Final answer:
To calculate the mass of the Sun based on Earth's orbit, we can use Kepler's Third Law of Planetary Motion. Plugging in the values for Earth's average orbital radius and period, we can calculate that the mass of the Sun is approximately 1.989 × 10^30 kg.
Step-by-step explanation:
To calculate the mass of the Sun based on data for Earth's orbit, we can use Kepler's Third Law of Planetary Motion. This law states that the square of the period of a planet's orbit is proportional to the cube of its average orbital radius.
Using the average radius of Earth's orbit (1.496 × 10^9 m) and the period of Earth's orbit (365.25 days), we can calculate the mass of the Sun.
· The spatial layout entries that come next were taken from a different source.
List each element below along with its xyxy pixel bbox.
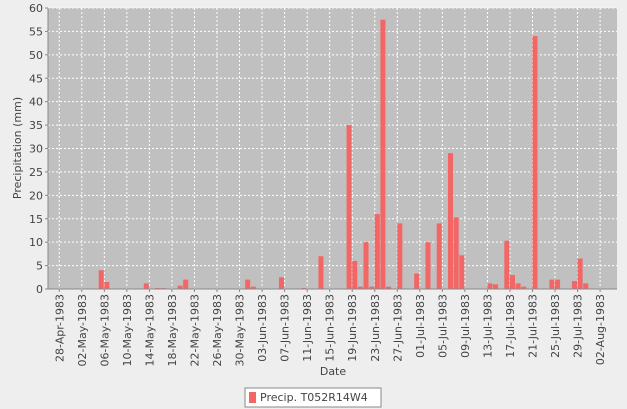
bar — [352, 260, 358, 289]
x-tick-label: 10-May-1983 — [121, 294, 134, 366]
y-tick-label: 5 — [36, 260, 43, 273]
x-tick-label: 07-Jun-1983 — [279, 294, 292, 362]
x-tick-label: 01-Jul-1983 — [414, 294, 427, 358]
bar — [245, 279, 251, 289]
bar — [493, 284, 499, 289]
bar — [250, 286, 256, 289]
x-tick-label: 09-Jul-1983 — [459, 294, 472, 358]
bar — [177, 285, 183, 289]
bar — [183, 279, 189, 289]
bar — [549, 279, 555, 289]
bar — [397, 223, 403, 289]
bar — [583, 283, 589, 289]
bar — [447, 153, 454, 289]
legend-swatch — [249, 392, 256, 403]
bar — [521, 286, 527, 289]
x-tick-label: 22-May-1983 — [188, 294, 201, 366]
x-tick-label: 19-Jun-1983 — [346, 294, 359, 362]
x-tick-label: 02-May-1983 — [76, 294, 89, 366]
x-tick-label: 13-Jul-1983 — [481, 294, 494, 358]
x-tick-label: 15-Jun-1983 — [324, 294, 337, 362]
bar — [369, 286, 375, 289]
bar — [425, 242, 431, 289]
bar — [104, 281, 110, 289]
y-tick-label: 0 — [36, 283, 43, 296]
bar — [278, 277, 285, 289]
y-tick-label: 25 — [29, 166, 43, 179]
bar — [453, 217, 459, 289]
y-tick-label: 50 — [29, 49, 43, 62]
bar — [357, 286, 363, 289]
x-tick-label: 21-Jul-1983 — [526, 294, 539, 358]
bar — [577, 258, 583, 289]
y-tick-label: 10 — [29, 236, 43, 249]
bar — [487, 283, 493, 289]
bar — [555, 279, 561, 289]
y-tick-label: 30 — [29, 143, 43, 156]
y-tick-label: 45 — [29, 72, 43, 85]
x-tick-label: 27-Jun-1983 — [391, 294, 404, 362]
bar — [380, 19, 386, 289]
y-axis-label: Precipitation (mm) — [11, 97, 24, 199]
bar — [363, 242, 369, 289]
bar — [515, 283, 521, 289]
bar — [459, 255, 465, 289]
y-tick-label: 40 — [29, 96, 43, 109]
x-tick-label: 26-May-1983 — [211, 294, 224, 366]
bar — [504, 240, 510, 289]
bar — [346, 125, 352, 289]
y-tick-label: 20 — [29, 189, 43, 202]
x-tick-label: 17-Jul-1983 — [504, 294, 517, 358]
y-tick-label: 60 — [29, 2, 43, 15]
x-tick-label: 03-Jun-1983 — [256, 294, 269, 362]
y-tick-label: 35 — [29, 119, 43, 132]
x-tick-label: 23-Jun-1983 — [369, 294, 382, 362]
bar — [386, 286, 392, 289]
legend — [244, 387, 382, 408]
bar — [436, 223, 442, 289]
x-tick-label: 06-May-1983 — [98, 294, 111, 366]
legend-label: Precip. T052R14W4 — [260, 391, 368, 404]
bar — [143, 283, 149, 289]
bar — [414, 273, 420, 289]
y-tick-label: 15 — [29, 213, 43, 226]
x-tick-label: 02-Aug-1983 — [594, 294, 607, 365]
bar — [374, 214, 380, 289]
x-tick-label: 28-Apr-1983 — [53, 294, 66, 362]
y-tick-label: 55 — [29, 25, 43, 38]
x-tick-label: 14-May-1983 — [143, 294, 156, 366]
x-tick-label: 05-Jul-1983 — [436, 294, 449, 358]
x-axis-label: Date — [320, 365, 347, 378]
bar — [571, 281, 577, 289]
bar — [98, 270, 104, 289]
x-tick-label: 11-Jun-1983 — [301, 294, 314, 362]
bar — [509, 274, 515, 289]
bar — [532, 36, 538, 289]
x-tick-label: 25-Jul-1983 — [549, 294, 562, 358]
x-tick-label: 29-Jul-1983 — [572, 294, 585, 358]
bar — [318, 256, 324, 289]
x-tick-label: 30-May-1983 — [234, 294, 247, 366]
x-tick-label: 18-May-1983 — [166, 294, 179, 366]
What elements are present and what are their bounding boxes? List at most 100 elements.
The formula is: m_Sun = (4*pi^2*r^3) / (G*T^2), where r is the radius of Earth's orbit, G is the gravitational constant (6.674 * 10^-11 Nm^2/kg^2), and T is the period of Earth's orbit in seconds.
Plugging in the values, we get: m_Sun = (4*π^2*(1.496 * 10^9)^3) / (6.674 * 10^-11 * (365.25 * 24 * 60 * 60)^2)
Solving this equation gives us a mass of approximately 1.989 × 10^30 kg, which matches with the Sun's actual mass.